In the 1980s his songs were widely known among Russian emigrants in the United States. Tokarev worked as a singer in three big Russian-speaking restaurants on Brighton Beach: Sadko, Primorsky, and Odessa.[16]
Back in the Soviet Union, his songs about the United States written from the perspective of a Russian émigré also became very popular.[17] [18] [19] They were not broadcast and were de facto forbidden, but they were widely known.[20] [21]
In the late 1980s, Tokarev began traveling back to the USSR. As he recalls, when in 1988 he went on a "test trip" to the Soviet Union with Impresario Leonard Lev, he was greeted in the Sheremetyevo Airport by a crowd of people asking him for autographs and to take a photo with them, and was very surprised that the people knew him somehow.[22] His first tour across the Soviet Union, organized by Gosconcert (the Soviet Union State Concert Organization), took place in 1989 and consisted of 70 concerts.[23]
Tokarev permanently returned to Russia in 1996.[24] From 2005, he was a resident of Moscow. He lived in the famous Kotelnicheskaya Embankment Building[25] and was named a Honorary Resident of Moscow's Tagansky Raion.[26]
Tokarev was still active at the age of 80, touring and recording new songs.[27] As of March 2013, his discography included 48 studio and five compilation albums. He also had cameo appearances in several movies, including Day Watch.[28]

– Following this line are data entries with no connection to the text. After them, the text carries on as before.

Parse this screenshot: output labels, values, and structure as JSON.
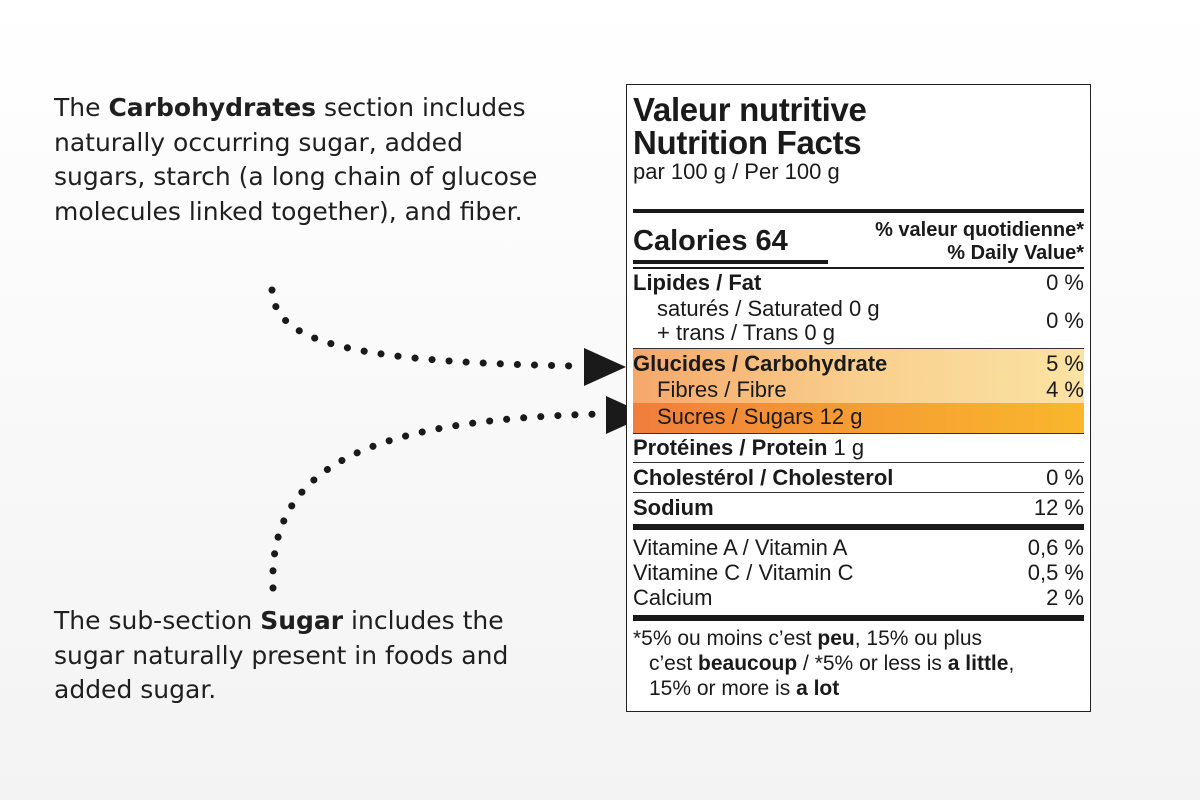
{
  "callouts": {
    "carbs": {
      "lead": "The ",
      "bold": "Carbohydrates",
      "rest": " section includes naturally occurring sugar, added sugars, starch (a long chain of glucose molecules linked together), and fiber."
    },
    "sugar": {
      "lead": "The sub-section ",
      "bold": "Sugar",
      "rest": " includes the sugar naturally present in foods and added sugar."
    }
  },
  "label": {
    "title_fr": "Valeur nutritive",
    "title_en": "Nutrition Facts",
    "basis": "par 100 g / Per 100 g",
    "calories": "Calories 64",
    "dv_fr": "% valeur quotidienne*",
    "dv_en": "% Daily Value*",
    "rows": [
      {
        "name": "Lipides / Fat",
        "value": "0 %"
      },
      {
        "name": "saturés / Saturated 0 g",
        "value": ""
      },
      {
        "name": "+ trans / Trans 0 g",
        "value": "0 %"
      },
      {
        "name": "Glucides / Carbohydrate",
        "value": "5 %"
      },
      {
        "name": "Fibres / Fibre",
        "value": "4 %"
      },
      {
        "name": "Sucres / Sugars 12 g",
        "value": ""
      },
      {
        "name_bold": "Protéines / Protein",
        "name_rest": " 1 g",
        "value": ""
      },
      {
        "name": "Cholestérol / Cholesterol",
        "value": "0 %"
      },
      {
        "name": "Sodium",
        "value": "12 %"
      },
      {
        "name": "Vitamine A / Vitamin A",
        "value": "0,6 %"
      },
      {
        "name": "Vitamine C / Vitamin C",
        "value": "0,5 %"
      },
      {
        "name": "Calcium",
        "value": "2 %"
      }
    ],
    "footnote": {
      "l1a": "*5% ou moins c’est ",
      "l1b": "peu",
      "l1c": ", 15% ou plus",
      "l2a": "c’est ",
      "l2b": "beaucoup",
      "l2c": " / *5% or less is ",
      "l2d": "a little",
      "l2e": ",",
      "l3a": "15% or more is ",
      "l3b": "a lot"
    }
  },
  "colors": {
    "carb_highlight": "#f9cf8d",
    "sugar_highlight": "#f6a032",
    "text": "#1a1a1a"
  }
}
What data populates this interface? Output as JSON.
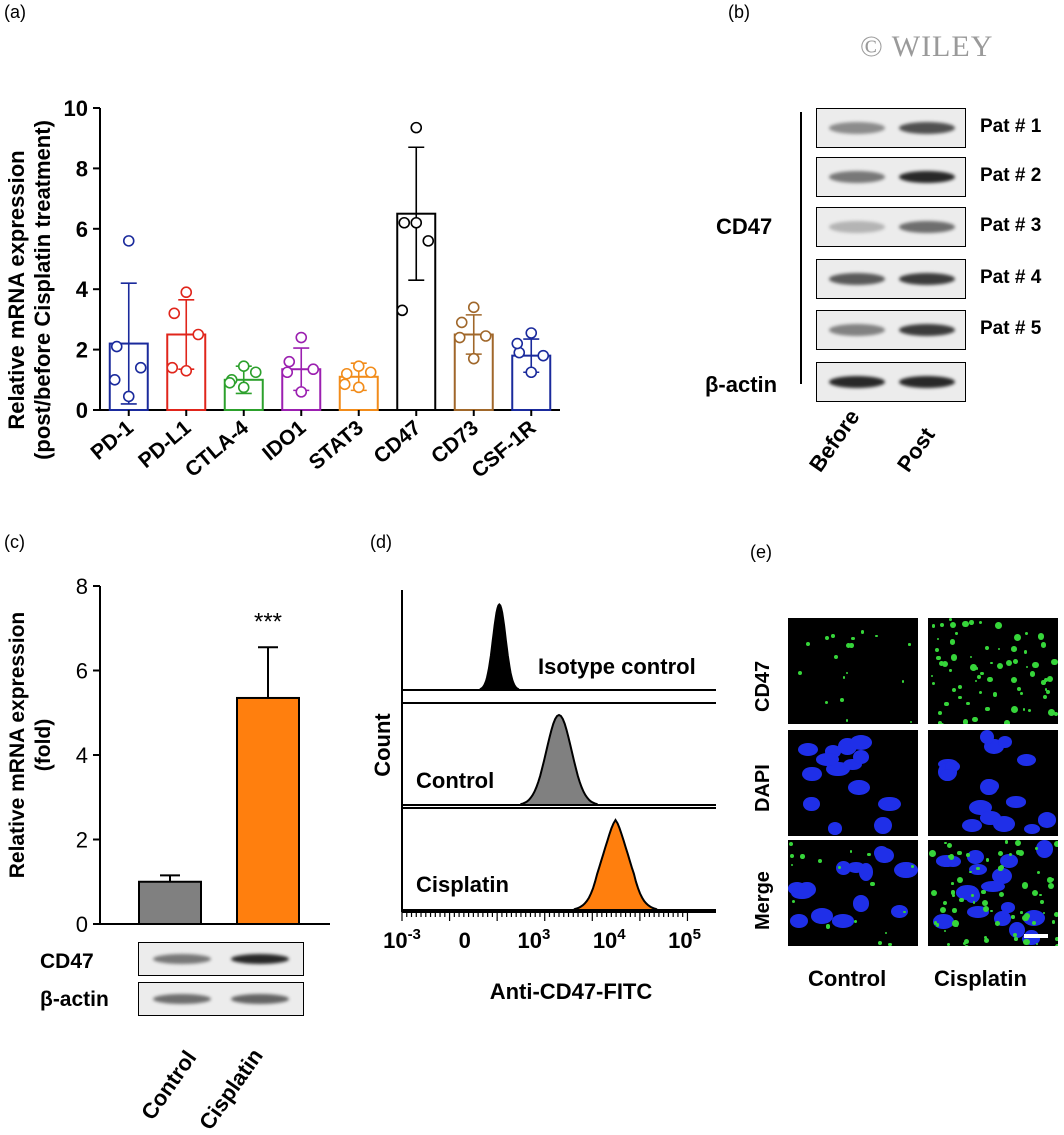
{
  "panels": {
    "a": "(a)",
    "b": "(b)",
    "c": "(c)",
    "d": "(d)",
    "e": "(e)"
  },
  "watermark": "© WILEY",
  "chart_data": [
    {
      "panel": "a",
      "type": "bar",
      "ylabel_line1": "Relative mRNA expression",
      "ylabel_line2": "(post/before Cisplatin treatment)",
      "ylim": [
        0,
        10
      ],
      "yticks": [
        "0",
        "2",
        "4",
        "6",
        "8",
        "10"
      ],
      "categories": [
        "PD-1",
        "PD-L1",
        "CTLA-4",
        "IDO1",
        "STAT3",
        "CD47",
        "CD73",
        "CSF-1R"
      ],
      "colors": [
        "#1a2a9c",
        "#e0251b",
        "#2ca02c",
        "#9b1fb0",
        "#f28c1a",
        "#000000",
        "#a0672a",
        "#1a2a9c"
      ],
      "means": [
        2.2,
        2.5,
        1.0,
        1.35,
        1.1,
        6.5,
        2.5,
        1.8
      ],
      "sd": [
        2.0,
        1.15,
        0.45,
        0.7,
        0.45,
        2.2,
        0.65,
        0.55
      ],
      "points": [
        [
          5.6,
          2.1,
          1.4,
          0.45,
          1.0
        ],
        [
          3.9,
          3.2,
          2.5,
          1.3,
          1.4
        ],
        [
          1.45,
          1.0,
          1.25,
          0.75,
          0.9
        ],
        [
          2.4,
          1.6,
          1.35,
          0.6,
          1.25
        ],
        [
          1.45,
          1.2,
          1.25,
          0.75,
          0.85
        ],
        [
          9.35,
          6.2,
          5.6,
          6.2,
          3.3
        ],
        [
          3.4,
          2.9,
          2.45,
          1.7,
          2.4
        ],
        [
          2.55,
          1.9,
          1.8,
          1.25,
          2.2
        ]
      ]
    },
    {
      "panel": "c",
      "type": "bar",
      "ylabel_line1": "Relative mRNA expression",
      "ylabel_line2": "(fold)",
      "ylim": [
        0,
        8
      ],
      "yticks": [
        "0",
        "2",
        "4",
        "6",
        "8"
      ],
      "categories": [
        "Control",
        "Cisplatin"
      ],
      "values": [
        1.0,
        5.35
      ],
      "errors": [
        0.15,
        1.2
      ],
      "colors": [
        "#808080",
        "#ff7f0e"
      ],
      "significance": "***"
    },
    {
      "panel": "d",
      "type": "area",
      "ylabel": "Count",
      "xlabel": "Anti-CD47-FITC",
      "x_ticks": [
        {
          "base": "10",
          "exp": "-3"
        },
        {
          "base": "0",
          "exp": ""
        },
        {
          "base": "10",
          "exp": "3"
        },
        {
          "base": "10",
          "exp": "4"
        },
        {
          "base": "10",
          "exp": "5"
        }
      ],
      "series": [
        {
          "name": "Isotype control",
          "color": "#000000",
          "peak_log10": 2.6
        },
        {
          "name": "Control",
          "color": "#808080",
          "peak_log10": 3.4
        },
        {
          "name": "Cisplatin",
          "color": "#ff7f0e",
          "peak_log10": 4.0
        }
      ]
    }
  ],
  "panel_b": {
    "group_label": "CD47",
    "loading_label": "β-actin",
    "patients": [
      "Pat # 1",
      "Pat # 2",
      "Pat # 3",
      "Pat # 4",
      "Pat # 5"
    ],
    "lanes": [
      "Before",
      "Post"
    ]
  },
  "panel_c_blot": {
    "rows": [
      "CD47",
      "β-actin"
    ],
    "lanes": [
      "Control",
      "Cisplatin"
    ]
  },
  "panel_e": {
    "rows": [
      "CD47",
      "DAPI",
      "Merge"
    ],
    "columns": [
      "Control",
      "Cisplatin"
    ]
  }
}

In early 2017, Tokarev performed a new song, "Trumplissimo America!", at a function in Moscow in support of Donald Trump's inauguration as the 45th President of the United States.[29] [30]
At the age of 62, Tokarev married for the fourth time. His wife Julia, who became a Gerasimov Institute of Cinematography graduate, was over forty years his junior. They had two children: daughter Evillina (born around 1999) and son Milen (born around 2003). Tokarev also had two sons from previous marriages.[31]
Willi Tokarev died in Moscow on 4 August 2019, reportedly from cancer.[32] He was 84 years old at the time of his death.
Tokarev was a multiple winner of Radio Chanson's Chanson of the Year Award, the final time being in 2014.[33]